New Israeli documentary looks at bizarre world of Israeli law in West Bank, other parts of future Palestinian state
When Israel 50 years ago occupied the West Bank, the Gaza Strip and other parts of land that Palestinians hope will be their own state, they quickly implemented a series of laws to govern the land. Those laws were expected to be temporary, but decades later they persist, and they've amounted to a bizarre, and sometimes contradictory, system.
A government-appointed committee of legal experts in Israel has concluded that all of the Jewish settlements in the West Bank are legal under international law.
The panel said Israel’s control over the territory that Palestinians view as the heartland of their future state does not amount to a “military occupation.”
The report is not legally binding. And is not clear how far Israeli Prime Minister Benjamin Netanyahu will go to implement the recommendations. But if the Israeli government adopts its central findings, it would mark a departure from both Israel’s own policy — and the international consensus on the status of the West Bank.
The Obama administration said it is “concerned” about the report, because the administration opposes “continued Israeli settlement activity.”
Israel’s legal framework for the occupied territories is the subject of a new documentary called “The Law in These Parts.” It’s a pointed look at the legal side of Israel’s 45-year-old occupation.

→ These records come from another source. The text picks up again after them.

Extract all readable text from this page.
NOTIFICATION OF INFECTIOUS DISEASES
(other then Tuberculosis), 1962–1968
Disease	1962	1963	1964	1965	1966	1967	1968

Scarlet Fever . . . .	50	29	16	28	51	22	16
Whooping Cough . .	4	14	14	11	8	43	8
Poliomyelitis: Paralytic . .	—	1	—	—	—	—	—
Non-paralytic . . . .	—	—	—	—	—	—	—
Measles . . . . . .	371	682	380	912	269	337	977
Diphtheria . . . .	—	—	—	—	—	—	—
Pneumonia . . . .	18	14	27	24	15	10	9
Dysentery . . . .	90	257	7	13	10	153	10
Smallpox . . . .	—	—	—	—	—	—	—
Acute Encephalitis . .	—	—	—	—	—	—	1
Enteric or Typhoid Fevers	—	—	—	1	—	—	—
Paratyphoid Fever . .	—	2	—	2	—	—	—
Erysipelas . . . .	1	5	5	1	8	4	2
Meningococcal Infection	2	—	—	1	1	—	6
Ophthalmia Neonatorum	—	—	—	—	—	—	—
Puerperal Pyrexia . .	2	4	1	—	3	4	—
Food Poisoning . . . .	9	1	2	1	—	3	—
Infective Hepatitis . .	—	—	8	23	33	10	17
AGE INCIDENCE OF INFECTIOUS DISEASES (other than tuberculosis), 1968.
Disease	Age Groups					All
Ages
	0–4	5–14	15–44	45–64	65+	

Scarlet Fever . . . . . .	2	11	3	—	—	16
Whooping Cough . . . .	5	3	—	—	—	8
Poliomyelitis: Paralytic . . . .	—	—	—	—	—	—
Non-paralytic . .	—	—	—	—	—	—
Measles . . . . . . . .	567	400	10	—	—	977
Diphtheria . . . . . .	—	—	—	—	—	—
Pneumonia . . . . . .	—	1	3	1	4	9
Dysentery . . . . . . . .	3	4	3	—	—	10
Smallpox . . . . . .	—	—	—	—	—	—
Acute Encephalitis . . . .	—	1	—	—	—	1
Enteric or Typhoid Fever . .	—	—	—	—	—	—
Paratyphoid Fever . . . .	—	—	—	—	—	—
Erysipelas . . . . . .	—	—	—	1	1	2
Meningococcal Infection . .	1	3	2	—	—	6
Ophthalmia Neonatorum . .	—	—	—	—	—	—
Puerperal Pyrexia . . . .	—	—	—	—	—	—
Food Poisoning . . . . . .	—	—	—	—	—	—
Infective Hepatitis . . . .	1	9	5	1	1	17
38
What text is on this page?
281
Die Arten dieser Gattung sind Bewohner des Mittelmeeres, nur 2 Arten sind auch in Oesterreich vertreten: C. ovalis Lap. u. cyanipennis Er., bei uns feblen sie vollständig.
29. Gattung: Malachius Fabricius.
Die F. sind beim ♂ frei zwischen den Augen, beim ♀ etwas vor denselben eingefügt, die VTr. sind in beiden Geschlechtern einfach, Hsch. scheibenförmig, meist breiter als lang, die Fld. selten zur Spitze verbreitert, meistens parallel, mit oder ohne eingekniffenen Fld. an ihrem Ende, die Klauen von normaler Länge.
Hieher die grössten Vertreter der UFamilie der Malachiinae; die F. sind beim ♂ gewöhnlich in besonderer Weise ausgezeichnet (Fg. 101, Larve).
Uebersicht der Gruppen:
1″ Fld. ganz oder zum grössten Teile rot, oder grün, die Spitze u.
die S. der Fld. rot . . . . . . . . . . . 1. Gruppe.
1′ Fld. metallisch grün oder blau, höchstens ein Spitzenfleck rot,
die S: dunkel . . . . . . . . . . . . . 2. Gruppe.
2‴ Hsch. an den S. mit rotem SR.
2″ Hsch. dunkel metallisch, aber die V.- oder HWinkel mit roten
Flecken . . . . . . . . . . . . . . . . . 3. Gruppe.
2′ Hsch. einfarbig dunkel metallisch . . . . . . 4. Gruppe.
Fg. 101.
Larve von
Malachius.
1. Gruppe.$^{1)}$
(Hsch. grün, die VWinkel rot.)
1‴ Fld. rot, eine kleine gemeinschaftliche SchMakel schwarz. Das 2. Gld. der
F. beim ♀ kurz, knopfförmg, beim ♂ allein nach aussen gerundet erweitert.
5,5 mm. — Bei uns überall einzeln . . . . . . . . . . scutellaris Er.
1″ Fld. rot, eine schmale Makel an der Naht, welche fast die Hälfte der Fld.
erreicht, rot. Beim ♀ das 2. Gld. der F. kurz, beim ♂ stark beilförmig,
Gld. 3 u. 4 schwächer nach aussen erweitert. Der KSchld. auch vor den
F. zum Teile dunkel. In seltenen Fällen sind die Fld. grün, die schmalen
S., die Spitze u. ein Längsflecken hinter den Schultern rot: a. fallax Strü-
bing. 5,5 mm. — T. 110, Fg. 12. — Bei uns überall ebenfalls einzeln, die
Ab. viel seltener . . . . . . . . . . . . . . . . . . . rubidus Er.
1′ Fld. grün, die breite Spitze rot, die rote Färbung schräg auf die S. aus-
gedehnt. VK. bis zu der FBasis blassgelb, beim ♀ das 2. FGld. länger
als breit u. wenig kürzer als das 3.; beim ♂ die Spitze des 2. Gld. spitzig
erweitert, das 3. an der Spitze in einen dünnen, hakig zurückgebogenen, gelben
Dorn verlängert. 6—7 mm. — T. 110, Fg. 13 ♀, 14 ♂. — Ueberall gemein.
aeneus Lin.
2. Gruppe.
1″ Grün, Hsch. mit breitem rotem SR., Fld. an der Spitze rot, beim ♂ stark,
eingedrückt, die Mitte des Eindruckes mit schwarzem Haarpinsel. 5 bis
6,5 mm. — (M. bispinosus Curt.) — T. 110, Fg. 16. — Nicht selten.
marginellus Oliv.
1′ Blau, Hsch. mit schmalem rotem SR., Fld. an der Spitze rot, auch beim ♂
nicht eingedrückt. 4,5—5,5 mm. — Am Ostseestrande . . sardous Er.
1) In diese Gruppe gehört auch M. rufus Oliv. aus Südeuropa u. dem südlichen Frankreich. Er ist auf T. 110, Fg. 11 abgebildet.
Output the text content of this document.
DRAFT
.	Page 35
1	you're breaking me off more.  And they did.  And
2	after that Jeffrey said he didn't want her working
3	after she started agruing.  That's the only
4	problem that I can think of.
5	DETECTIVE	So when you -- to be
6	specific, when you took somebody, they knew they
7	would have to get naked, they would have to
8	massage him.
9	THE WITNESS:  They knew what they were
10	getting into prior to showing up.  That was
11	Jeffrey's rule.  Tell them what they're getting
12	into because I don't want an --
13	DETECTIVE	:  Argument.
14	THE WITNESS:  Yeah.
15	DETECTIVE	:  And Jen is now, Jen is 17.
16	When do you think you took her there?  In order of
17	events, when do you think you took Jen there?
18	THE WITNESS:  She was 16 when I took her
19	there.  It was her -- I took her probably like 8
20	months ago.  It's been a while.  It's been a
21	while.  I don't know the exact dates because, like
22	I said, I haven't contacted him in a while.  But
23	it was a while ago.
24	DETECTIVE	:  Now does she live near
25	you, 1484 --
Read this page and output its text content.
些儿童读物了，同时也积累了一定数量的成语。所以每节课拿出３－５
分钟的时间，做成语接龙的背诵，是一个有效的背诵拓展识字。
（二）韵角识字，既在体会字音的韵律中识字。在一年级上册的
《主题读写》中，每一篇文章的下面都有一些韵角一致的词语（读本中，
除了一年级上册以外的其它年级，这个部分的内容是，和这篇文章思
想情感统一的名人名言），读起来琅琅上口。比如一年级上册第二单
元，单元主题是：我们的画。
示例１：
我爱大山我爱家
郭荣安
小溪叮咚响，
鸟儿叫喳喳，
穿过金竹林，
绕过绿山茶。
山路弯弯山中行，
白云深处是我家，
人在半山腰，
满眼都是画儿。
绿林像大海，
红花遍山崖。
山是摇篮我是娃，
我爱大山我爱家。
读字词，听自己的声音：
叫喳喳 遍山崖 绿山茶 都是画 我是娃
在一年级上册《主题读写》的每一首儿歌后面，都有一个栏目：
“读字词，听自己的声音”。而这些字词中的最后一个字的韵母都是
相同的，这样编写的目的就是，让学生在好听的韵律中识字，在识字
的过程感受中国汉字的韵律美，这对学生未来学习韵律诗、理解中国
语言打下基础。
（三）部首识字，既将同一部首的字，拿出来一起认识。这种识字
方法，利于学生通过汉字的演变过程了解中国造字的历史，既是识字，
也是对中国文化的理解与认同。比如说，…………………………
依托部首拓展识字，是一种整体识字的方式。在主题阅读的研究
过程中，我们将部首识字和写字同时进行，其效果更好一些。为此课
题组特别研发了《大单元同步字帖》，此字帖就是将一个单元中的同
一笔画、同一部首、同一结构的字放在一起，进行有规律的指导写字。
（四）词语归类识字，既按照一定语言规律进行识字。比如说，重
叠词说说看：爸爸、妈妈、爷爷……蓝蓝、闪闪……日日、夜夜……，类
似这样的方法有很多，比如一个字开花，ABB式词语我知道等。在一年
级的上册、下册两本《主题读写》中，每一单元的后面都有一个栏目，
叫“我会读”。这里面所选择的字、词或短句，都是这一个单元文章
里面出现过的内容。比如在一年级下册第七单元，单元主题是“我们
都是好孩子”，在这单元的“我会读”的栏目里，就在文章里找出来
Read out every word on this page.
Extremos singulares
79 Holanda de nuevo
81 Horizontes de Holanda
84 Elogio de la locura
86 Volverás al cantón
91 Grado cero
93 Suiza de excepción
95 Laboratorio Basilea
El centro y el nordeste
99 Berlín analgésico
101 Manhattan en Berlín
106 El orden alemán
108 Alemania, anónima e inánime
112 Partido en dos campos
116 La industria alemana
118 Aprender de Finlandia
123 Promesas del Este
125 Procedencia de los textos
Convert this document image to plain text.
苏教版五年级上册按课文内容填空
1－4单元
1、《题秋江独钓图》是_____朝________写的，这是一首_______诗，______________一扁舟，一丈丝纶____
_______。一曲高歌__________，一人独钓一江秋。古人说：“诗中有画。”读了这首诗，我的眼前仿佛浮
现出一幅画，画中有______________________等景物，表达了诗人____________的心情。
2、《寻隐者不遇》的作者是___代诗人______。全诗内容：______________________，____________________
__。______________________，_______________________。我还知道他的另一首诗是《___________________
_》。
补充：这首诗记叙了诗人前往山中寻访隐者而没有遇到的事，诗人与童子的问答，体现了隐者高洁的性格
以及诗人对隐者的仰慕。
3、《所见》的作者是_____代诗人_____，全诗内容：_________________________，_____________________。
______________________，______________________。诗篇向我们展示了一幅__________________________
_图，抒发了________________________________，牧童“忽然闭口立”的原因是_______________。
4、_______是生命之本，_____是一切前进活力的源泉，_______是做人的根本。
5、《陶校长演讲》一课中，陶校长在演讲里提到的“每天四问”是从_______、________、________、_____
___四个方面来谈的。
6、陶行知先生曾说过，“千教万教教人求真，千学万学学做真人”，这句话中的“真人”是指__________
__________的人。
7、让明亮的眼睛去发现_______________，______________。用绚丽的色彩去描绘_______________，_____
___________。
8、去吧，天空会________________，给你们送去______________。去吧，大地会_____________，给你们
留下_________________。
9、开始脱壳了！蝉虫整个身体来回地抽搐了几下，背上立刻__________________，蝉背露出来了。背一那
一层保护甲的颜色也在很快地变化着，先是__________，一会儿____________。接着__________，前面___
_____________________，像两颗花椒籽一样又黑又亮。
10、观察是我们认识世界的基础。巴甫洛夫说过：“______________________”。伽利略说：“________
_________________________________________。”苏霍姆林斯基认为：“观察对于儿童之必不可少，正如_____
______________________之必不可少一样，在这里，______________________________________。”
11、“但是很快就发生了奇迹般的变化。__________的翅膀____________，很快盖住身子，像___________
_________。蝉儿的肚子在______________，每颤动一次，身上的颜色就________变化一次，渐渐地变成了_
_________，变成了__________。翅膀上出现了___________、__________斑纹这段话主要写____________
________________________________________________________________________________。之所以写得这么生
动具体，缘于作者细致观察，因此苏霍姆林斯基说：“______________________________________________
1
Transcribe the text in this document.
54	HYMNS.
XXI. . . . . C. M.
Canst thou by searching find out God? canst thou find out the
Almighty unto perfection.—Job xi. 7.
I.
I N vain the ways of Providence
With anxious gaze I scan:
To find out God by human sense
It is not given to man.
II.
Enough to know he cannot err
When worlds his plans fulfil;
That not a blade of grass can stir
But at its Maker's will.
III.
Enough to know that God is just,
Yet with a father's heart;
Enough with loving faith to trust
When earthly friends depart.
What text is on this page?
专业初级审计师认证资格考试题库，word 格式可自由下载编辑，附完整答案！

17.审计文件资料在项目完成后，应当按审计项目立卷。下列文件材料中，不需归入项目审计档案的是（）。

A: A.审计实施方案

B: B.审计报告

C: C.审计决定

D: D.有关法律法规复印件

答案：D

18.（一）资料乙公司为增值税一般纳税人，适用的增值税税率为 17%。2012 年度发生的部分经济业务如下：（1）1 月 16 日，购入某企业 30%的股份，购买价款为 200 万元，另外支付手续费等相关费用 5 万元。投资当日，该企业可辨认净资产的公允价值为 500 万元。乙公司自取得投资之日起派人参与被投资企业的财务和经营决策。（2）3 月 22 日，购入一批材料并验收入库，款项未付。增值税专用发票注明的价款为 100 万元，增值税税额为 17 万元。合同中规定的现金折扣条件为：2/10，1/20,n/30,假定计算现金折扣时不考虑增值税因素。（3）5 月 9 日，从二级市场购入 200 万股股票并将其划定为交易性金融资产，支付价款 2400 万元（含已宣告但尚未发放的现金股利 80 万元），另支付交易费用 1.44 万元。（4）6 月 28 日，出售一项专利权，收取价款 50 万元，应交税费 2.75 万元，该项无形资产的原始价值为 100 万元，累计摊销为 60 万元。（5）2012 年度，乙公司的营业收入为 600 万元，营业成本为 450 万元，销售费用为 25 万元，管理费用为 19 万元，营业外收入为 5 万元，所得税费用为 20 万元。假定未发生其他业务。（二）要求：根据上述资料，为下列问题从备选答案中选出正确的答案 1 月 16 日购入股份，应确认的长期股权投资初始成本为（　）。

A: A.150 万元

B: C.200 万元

Ra’anan Alexandrowicz shot an earlier documentary about Palestinian kids that came out in 2001. A few years later, he started getting phone calls from some of the families of youth he’d spent time with. Their teenagers had been arrested by Israeli soldiers, and they wondered whether he’d come to the military court hearing.
Alexandrowicz said that’s when he got the idea for this film. He felt that, like most Israelis, he didn’t know much about the legal system that Israel developed for the occupied territories.
“Even though I had been a soldier in the Israeli army at the end of the 80s, the beginning of the 90s, the height of the first intifada, I’ve never been in a military courtroom," Alexandrowicz said. "Looking at those trials and understanding them, I started to think that it’s very important that Israeli society become aware.”
For his protagonists, Alexandrowicz chose the legal professionals – retired military judges, advocates and advisers – who wrote, shaped and implemented a legal system for Israeli-occupied lands. Alexandrowicz did extensive studio interviews with his subjects. And then cleverly interspersed these with archival material from the occupied territories, including scenes with some of his main characters.
There’s one poignant scene with army judge Jonathan Livny, shot in a military courtroom during the first intifada.
“I realize that I’m sent to the West Bank by the Israeli flag. To the people who sit here, opposite it, view it as the flag as the enemy and I represent that flag,” Livny said. “But on the other hand, the other symbol, which is even higher than the flag, are the scales of justice. And I always say that I would like to be able, and I hope I can always love my country as represented by the flag and still love justice. And still uphold justice.”
“The public perception is that most of this has to do with security,” Alexandrowicz said.
And he said the earliest laws published by Israeli military authorities in the occupied territories were indeed about security. They were basic rules about criminality and the penal code.
“But afterwards, as I show in the film,” Alexandrowicz added, “immediately there had to be dozens and then hundreds and finally thousands of orders that have to do with things that are completely not related to security. It can be orders about what plants the local population is not allowed to pick anymore. It can be orders that have to do with traffic. It can be orders that have to do with some of the resources of the area.”
The Israeli military protects certain basic rights for Palestinians living under occupation. They have access to Israel’s high court, for example. But here’s the problem with the situation in the West Bank today, Alexandrowicz said.
A legal system that was once assumed to be temporary is now nearly half-a-century old. And there’s a fundamental flaw in the way Palestinian non-citizens are governed.
“In that same area, you have another group of people, Israeli citizens who live in the area and they do have Israeli citizenship. They enjoy all the rights that come with being Israeli citizens and that makes a very different situation on every section of life you choose to examine. It makes a great difference between the two groups,” he said.
And crafting a legal system for such a situation, as one of his interviewees puts it, means entering into a gray world — a place where the values of justice and rule of law collide with politics and ideology.
The Law in These Parts is showing in San Francisco later this month and in other U.S. cities in the fall.